I was so resentful toward my parents. Why did they have to spoil everything?! Why couldn’t they just stay happily married?! After the anger came the “I could have done something to keep them together” and “why didn’t I behave better?” The blame game was endless. I became a bitter, cynical young woman who looked for security and love in men. I couldn’t not have a boyfriend! Obviously, nothing lasted, and every relationship just chipped away at my heart and soul until there was nothing left to take away. I had reached rock bottom.

At the right time, our faithful Savior came to my rescue.

He shall cover you with His feathers, and under His wings you shall take refuge; His truth shall be your shield and buckler. -Psalms 91:4

I was so exhausted of being angry.

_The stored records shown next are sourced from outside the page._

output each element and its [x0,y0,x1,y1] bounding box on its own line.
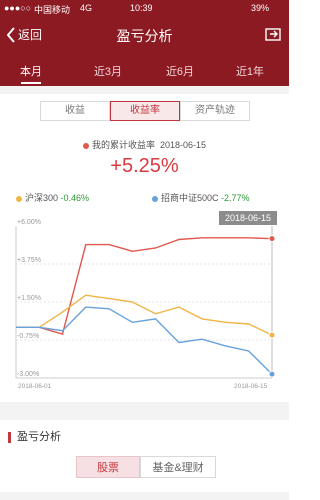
nav-bar: 返回 盈亏分析 [0,16,289,54]
tab-6-months[interactable]: 近6月 [150,63,210,79]
summary-label: 我的累计收益率 [91,140,155,150]
section-accent-bar [8,431,11,443]
status-bar: ●●●○○ 中国移动 4G 10:39 39% [0,0,289,16]
series-end-point-1 [268,331,276,339]
series-end-point-0 [268,235,276,243]
share-icon[interactable] [265,25,281,41]
x-tick-label: 2018-06-15 [234,383,268,390]
x-tick-label: 2018-06-01 [18,383,52,390]
tab-1-year[interactable]: 近1年 [220,63,280,79]
segment-income[interactable]: 收益 [40,101,110,121]
benchmark-value: -0.46% [60,193,90,203]
y-tick-label: +1.50% [17,295,41,302]
y-tick-label: -0.75% [17,333,39,340]
y-tick-label: +6.00% [17,219,41,226]
series-end-point-2 [268,370,276,378]
battery-label: 39% [251,3,270,13]
series-line-0 [16,237,273,335]
benchmark-legend-zz500: 招商中证500C -2.77% [152,191,250,204]
series-dot-icon [82,142,89,149]
segment-yield[interactable]: 收益率 [110,101,180,121]
section-separator [0,402,289,420]
network-label: 4G [80,3,93,13]
signal-icon: ●●●○○ [4,3,32,13]
benchmark-name: 招商中证500C [161,193,219,203]
stocks-tab-button[interactable]: 股票 [76,456,140,478]
series-dot-icon [16,195,22,202]
benchmark-name: 沪深300 [25,193,59,203]
tab-month[interactable]: 本月 [1,63,61,79]
y-tick-label: +3.75% [17,257,41,264]
period-tabs: 本月 近3月 近6月 近1年 [0,54,289,86]
tab-3-months[interactable]: 近3月 [78,63,138,79]
time-label: 10:39 [130,3,153,13]
page-title: 盈亏分析 [116,28,173,44]
series-dot-icon [152,195,158,202]
carrier-label: 中国移动 [34,5,71,15]
segment-asset-trend[interactable]: 资产轨迹 [180,101,250,121]
active-tab-indicator [21,82,41,84]
yield-line-chart[interactable]: +6.00% +3.75% +1.50% -0.75% -3.00% 2018-06-01… [0,210,289,400]
benchmark-value: -2.77% [221,193,250,203]
summary-date: 2018-06-15 [159,140,207,150]
section-title-text: 盈亏分析 [17,431,61,443]
y-tick-label: -3.00% [17,371,39,378]
divider [0,86,289,94]
chart-date-badge: 2018-06-15 [219,211,277,225]
section-title: 盈亏分析 [8,428,61,444]
footer-bg [0,492,289,500]
funds-tab-button[interactable]: 基金&理财 [140,456,216,478]
cumulative-yield-value: +5.25% [110,155,179,177]
benchmark-legend-hs300: 沪深300 -0.46% [16,191,89,204]
summary-legend: 我的累计收益率 2018-06-15 [0,138,289,151]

I needed God’s patience and love to heal the misery and brokenness of my childhood.

Here is how God helped me get over my parents’ divorce:

Empathy

The divorce hurt my parents just as much as it hurt me. I was so caught up in my own pain that I forgot my parents were also hurting. Maybe their pain was greater than mine. The Lord opened my heart and showed me a whole new dimension – everything is not always about you. Other people are in pain too. I realized how selfish and self-absorbed I had been. It was such a humbling experience, for only through humility can we hear God.

Therefore humble yourselves under the mighty hand of God, that He may exalt you in due time, casting all your care upon Him, for He cares for you. –1 Peter 5:6-7

Letting go

The past was excess baggage dragging me down. I carried the weight of my parents’ divorce for more than ten years! And mind you, time didn’t heal anything; it made the load a whole lot heavier. I know letting go is hard, but no one is asking you to do it alone. What is our Heavenly Father there for?

Come to Me, all you who labor and are heavy laden, and I will give you rest. Take My yoke upon you and learn from Me, for I am gentle and lowly in heart, and you will find rest for your souls. For My yoke is easy and My burden is light. -Matthew 11:28-30

When I finally accepted that I couldn’t change my past, I found freedom.

Everyone deserves a second chance

Do not remember the former things, nor consider the things of old. Behold, I will do a new thing, Now it shall spring forth. -Isaiah 43:18-19.

We all make mistakes we wish we could undo or completely erase. Does God keep punishing us for our sins? Does He keep reminding us and throwing it in our face? No, “for God did not send His Son into the world to condemn the world, but that the world through Him might be saved” (John 3:17). Forgive your parents as the Lord forgives you. Show them mercy as our Father shows us mercy. I know its easier said than done, but the Holy Spirit is with you and He will give you strength! 

Don't judge someone because they sin differently than you.

We tend to sit on our high horses and criticize our parents, especially when we're teenagers. Although I've never been married, I had a long list of “if my dad had done this and my mom done that, then that this divorce would never have happened.” I became judgmental and critical of my parents. I was so caught up in playing the victim, I couldn’t see my own flaw (Matthew 7:4). Remember the woman who committed adultery and everyone wanted to stone her to death (John 8:1-11)? I love how Jesus responded, “All right, but let the one who has never sinned throw the first stone!” Divorce is not right, but that business is between God and your parents. Instead, pray for them.

The road to forgiveness is a long and challenging journey, but you are not alone. I was blessed to have a wise and godly friend who helped me through the years of pain and hurt. But please, carefully choose who you confide in because not all advice is good advice.

Despite the situation, I have grown close to both my parents, and they have become my best friends. I never ever imagined I could have such a relationship with them. Our God loves us, and He is faithful. Listen and be obedient to Him as He guides your heart out of the pain of divorce. The Lord is changing and healing your heart one day at a time.